Of all the known second-messengers, the cAMP system is probably the most primitive. It is the most important, and in some cases the only second-messenger system found in single-celled organisms such as the bacterium E.CColi, in which it signals hunger. Thus the biochemical actions underlying memory did not arise specifically to support memory…Science has found surprisingly few proteins that are truly unique to the human brain and no signaling systems that are unique to it.

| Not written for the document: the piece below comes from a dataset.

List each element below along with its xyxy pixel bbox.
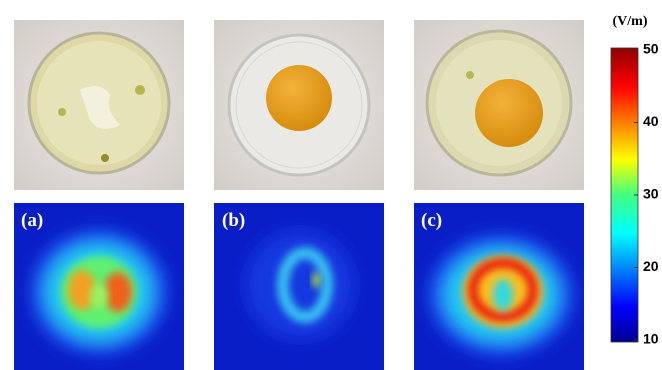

I discovered that cAMP second-messenger signaling is also turned on by serotonin during sensitization….In 1976, we injected cAMP directly into a sensory cell of Aplysia and found that it dramatically increased the amount of glutamate release and, therefore, the strength of the synapse…We injected protein kinase A directly into a sensory neuron and found that it does exactly what cAMP does—it strengthens the connection…In 1980 [lab partner Steven Siegelbaum] discovered one of the targets of cAMP and protein kinase A: a potassium ion channel in sensory neurons that responds to serotonin. Steven found that he could cause it to close either by applying serotonin to the outside of the cell membrane or by applying cAMP or protein kinase A to the inside…When it is closed, potassium ions move out of the cell [after the cell fires] less rapidly, slightly increasing the duration of the impulse…which allows more time for calcium to flow in…which increases the release of glutamate. In addition, cAMP and protein kinase A directly [promote glutamate] synaptic vesicles.